Vaak denken artsen dat ze de patiënt gerustgesteld hebben, maar is dat niet het geval. Zinnen zoals 'dat zien we wel vaker' en 'ik zie er niets ernstigs in' hebben niet het beoogde effect. Zeker bij chronische en terminale patiënten is geruststellen erg belangrijk. Als een arts in zo'n geval zegt dat 'hij niets meer kan doen', maakt de patiënt zich alleen maar meer zorgen.
Het is belangrijk om serieus op de angsten van de patiënt in te gaan en deze niet weg te wuiven. Laat de patiënt uitpraten en probeer te begrijpen waar de angst vandaan komt. De patiënt laten praten kost weinig extra tijd en is erg effectief, mits de arts hem/haar niet meteen lastig valt met medische vragen. Begin pas met geruststellen als de patiënt is uitgesproken en de anamnese en het lichamelijk onderzoek is gedaan. De patiënt voelt zich hierna serieus genomen. Let tijdens het lichamelijk onderzoek op dat je de patiënt niet extra verontrust: als je extra lang naar het hart luistert, denkt een patiënt al snel dat er iets fout is. Vertel de patiënt expliciet als er geen bijzonderheden zijn.
Houdt het aanvullend onderzoek beperkt als je denkt dat dit niet nodig is. Soms kan het voor de patiënt geruststellend zijn, maar zorg dat de patiënt er ook niet teveel door wordt belast. Daarnaast kunnen onderzoeken ook fout-positieven aanwijzen, waardoor de patiënt juist weer ongerust wordt. Vertel de patiënt duidelijk dat ze niet hebben wat ze denken dat ze hebben (als is aangetoond dat ze het niet hebben). Dus niet: 'u heeft niets' maar: 'u heeft geen leukemie'.
Als een patiënt niet gerustgesteld is, is de kans groot dat deze naar een andere arts gaat. Dit is het zogenaamde 'doctor shopping'. Dit kan voorkomen worden door begrip te tonen, te luisteren en zo goed mogelijk gerust te stellen. Zorg dat de opvattingen van de dokter en de patiënt over de aard en de ernst van de klachten gelijk zijn.
(Ongezond en ongerust. Nieuwe richtlijjn voor onbegrepen lichamelijke klachten. Maassen, H. Medisch contact nr 24 11 juni 2012 (bijlage blokboek))
SOLK
Er zijn nog steeds lichamelijke klachten die medisch onverklaarbaar zijn. Deze heten SOLK (somatisch onvoldoende verklaarbare lichamelijk klachten). Omdat artsen vaak een probleem hebben met deze klachten, is er een nieuwe richtlijn opgesteld. Ongeveer 50% van de klachten is SOLK, de meeste gaan in de loop van enkele weken vanzelf over. Helaas is er ook een deel van de patiënten dat alleen maar zieker wordt. Deze patiënten zijn vaak erg ongerust en hebben een verminderde kwaliteit van leven. Meestal is er ook niet maar één klacht, maar zijn er meerdere symptomen. Voorbeelden zijn het prikkelbare darmsyndroom (PDS) en het chronischevermoeidheidssyndroom (CVS). De mechanismes achter deze aandoening zijn nog steeds onvoldoende verklaard.

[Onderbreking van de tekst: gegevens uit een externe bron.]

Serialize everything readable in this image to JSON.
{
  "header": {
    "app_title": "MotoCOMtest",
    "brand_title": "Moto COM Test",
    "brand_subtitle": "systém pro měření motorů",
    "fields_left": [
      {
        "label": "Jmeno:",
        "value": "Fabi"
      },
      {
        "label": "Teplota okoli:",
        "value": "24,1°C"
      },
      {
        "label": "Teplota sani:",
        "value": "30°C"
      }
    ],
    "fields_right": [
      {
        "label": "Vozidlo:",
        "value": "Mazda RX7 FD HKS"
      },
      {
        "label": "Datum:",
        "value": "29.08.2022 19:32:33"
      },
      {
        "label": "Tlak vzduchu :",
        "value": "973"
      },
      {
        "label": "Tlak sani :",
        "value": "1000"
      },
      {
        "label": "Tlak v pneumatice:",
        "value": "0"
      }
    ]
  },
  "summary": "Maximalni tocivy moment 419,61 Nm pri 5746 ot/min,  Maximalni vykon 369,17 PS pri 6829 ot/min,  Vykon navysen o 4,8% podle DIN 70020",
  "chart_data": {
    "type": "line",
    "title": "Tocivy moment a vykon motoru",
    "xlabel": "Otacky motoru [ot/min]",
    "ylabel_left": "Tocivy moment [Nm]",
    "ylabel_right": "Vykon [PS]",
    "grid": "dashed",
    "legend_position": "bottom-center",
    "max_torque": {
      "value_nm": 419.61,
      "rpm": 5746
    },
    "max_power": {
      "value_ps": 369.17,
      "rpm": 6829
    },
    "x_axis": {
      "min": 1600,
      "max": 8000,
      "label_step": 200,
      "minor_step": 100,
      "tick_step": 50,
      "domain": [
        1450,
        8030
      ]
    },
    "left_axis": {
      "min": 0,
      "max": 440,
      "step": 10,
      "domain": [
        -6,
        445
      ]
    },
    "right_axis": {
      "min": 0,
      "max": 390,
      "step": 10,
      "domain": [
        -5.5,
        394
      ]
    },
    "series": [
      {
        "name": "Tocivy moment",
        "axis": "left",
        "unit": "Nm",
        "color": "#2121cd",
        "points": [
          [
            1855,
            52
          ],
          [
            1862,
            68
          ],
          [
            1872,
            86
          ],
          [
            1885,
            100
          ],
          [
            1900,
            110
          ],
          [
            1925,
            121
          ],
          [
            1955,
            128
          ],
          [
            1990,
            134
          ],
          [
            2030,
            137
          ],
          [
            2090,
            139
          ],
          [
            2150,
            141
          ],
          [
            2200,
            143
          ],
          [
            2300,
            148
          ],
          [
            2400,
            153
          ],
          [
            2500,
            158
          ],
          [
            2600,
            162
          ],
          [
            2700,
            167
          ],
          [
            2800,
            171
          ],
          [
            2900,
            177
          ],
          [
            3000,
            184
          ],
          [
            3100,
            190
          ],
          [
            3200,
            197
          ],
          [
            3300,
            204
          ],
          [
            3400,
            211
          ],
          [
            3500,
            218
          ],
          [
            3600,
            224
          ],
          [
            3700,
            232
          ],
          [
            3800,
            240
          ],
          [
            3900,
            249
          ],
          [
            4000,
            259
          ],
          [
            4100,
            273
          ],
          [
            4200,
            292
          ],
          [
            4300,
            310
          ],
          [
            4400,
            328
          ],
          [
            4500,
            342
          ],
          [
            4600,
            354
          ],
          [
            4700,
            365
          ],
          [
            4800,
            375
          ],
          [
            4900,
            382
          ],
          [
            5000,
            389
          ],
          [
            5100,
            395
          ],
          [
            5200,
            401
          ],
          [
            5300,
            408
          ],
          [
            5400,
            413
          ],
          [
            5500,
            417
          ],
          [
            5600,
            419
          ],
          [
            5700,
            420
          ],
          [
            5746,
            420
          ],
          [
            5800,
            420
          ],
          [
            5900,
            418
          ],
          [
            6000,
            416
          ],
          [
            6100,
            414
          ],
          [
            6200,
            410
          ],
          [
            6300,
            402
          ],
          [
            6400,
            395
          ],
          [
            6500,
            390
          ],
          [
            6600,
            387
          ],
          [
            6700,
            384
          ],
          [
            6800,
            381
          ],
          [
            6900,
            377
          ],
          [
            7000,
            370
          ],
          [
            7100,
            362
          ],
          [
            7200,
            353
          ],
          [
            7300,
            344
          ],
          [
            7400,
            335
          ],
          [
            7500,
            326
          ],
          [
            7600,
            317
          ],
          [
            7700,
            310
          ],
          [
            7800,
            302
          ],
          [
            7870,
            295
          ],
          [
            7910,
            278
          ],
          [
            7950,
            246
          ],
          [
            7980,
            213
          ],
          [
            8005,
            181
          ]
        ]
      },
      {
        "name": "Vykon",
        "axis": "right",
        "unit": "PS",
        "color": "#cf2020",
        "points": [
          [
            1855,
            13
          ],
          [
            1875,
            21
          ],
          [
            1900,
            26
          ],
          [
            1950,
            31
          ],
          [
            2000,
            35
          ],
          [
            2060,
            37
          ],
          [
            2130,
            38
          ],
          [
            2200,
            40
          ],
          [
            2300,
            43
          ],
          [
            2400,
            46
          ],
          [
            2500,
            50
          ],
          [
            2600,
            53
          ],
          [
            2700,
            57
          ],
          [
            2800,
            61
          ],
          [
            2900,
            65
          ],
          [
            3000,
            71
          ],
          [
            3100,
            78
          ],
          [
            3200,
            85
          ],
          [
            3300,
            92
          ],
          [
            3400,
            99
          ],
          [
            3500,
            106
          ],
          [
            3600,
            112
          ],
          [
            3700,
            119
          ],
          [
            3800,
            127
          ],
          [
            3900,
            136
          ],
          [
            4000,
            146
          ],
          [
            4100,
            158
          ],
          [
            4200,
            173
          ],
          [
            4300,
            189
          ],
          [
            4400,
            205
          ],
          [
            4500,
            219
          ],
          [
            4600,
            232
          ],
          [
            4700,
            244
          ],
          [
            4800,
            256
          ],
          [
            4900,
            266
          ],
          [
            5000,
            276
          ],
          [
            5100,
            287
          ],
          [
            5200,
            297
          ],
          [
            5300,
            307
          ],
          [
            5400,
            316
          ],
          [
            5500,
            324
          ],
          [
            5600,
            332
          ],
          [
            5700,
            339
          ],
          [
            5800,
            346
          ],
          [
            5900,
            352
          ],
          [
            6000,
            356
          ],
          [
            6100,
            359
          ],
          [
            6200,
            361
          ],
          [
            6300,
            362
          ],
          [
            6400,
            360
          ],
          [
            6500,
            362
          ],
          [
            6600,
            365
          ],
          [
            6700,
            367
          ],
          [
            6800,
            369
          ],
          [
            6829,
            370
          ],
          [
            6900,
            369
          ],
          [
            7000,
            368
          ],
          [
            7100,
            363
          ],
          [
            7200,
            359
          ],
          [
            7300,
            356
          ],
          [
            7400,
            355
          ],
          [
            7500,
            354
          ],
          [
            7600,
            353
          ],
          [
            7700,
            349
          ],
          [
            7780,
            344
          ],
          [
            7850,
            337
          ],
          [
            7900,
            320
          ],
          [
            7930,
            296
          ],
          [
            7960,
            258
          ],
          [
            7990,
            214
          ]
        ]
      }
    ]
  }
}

In de richtlijn wordt het somatische gecombineerd met het fysiologische, het psychologische en het sociale. Het draait vooral om goede communicatie tussen de arts en de patiënt. Voor beide is het frustrerend als er telkens uit onderzoek blijkt dat er 'niets gevonden is'. De richtlijn geeft daarom veel tijd aan de anamnese, zodat de patiënt zich serieus genomen voelt. Hierbij worden de SCEGS goed uitgevraagd. Hierbij wordt erg op de beleving en de angsten van de patiënt gefocust, die geven vaak al een goed beeld van wat de patiënt wil. Ook is er veel aandacht voor de nazorg. Vooral op het werk is het belangrijk dat SOLK-patiënten goed worden opgevangen, 40% van het werkverzuim wordt door SOLK veroorzaakt.
Naast de aandacht voor SOLK moet ook de aandacht voor bekende aandoeningen blijven, vaak komen de twee samen voor. Let goed op de medicatie van de patiënt, die kan veel verklaren. Soms wordt CVS bijvoorbeeld veroorzaakt door bètablokkers. Vaak wordt er echter geen somatische oorzaak gevonden.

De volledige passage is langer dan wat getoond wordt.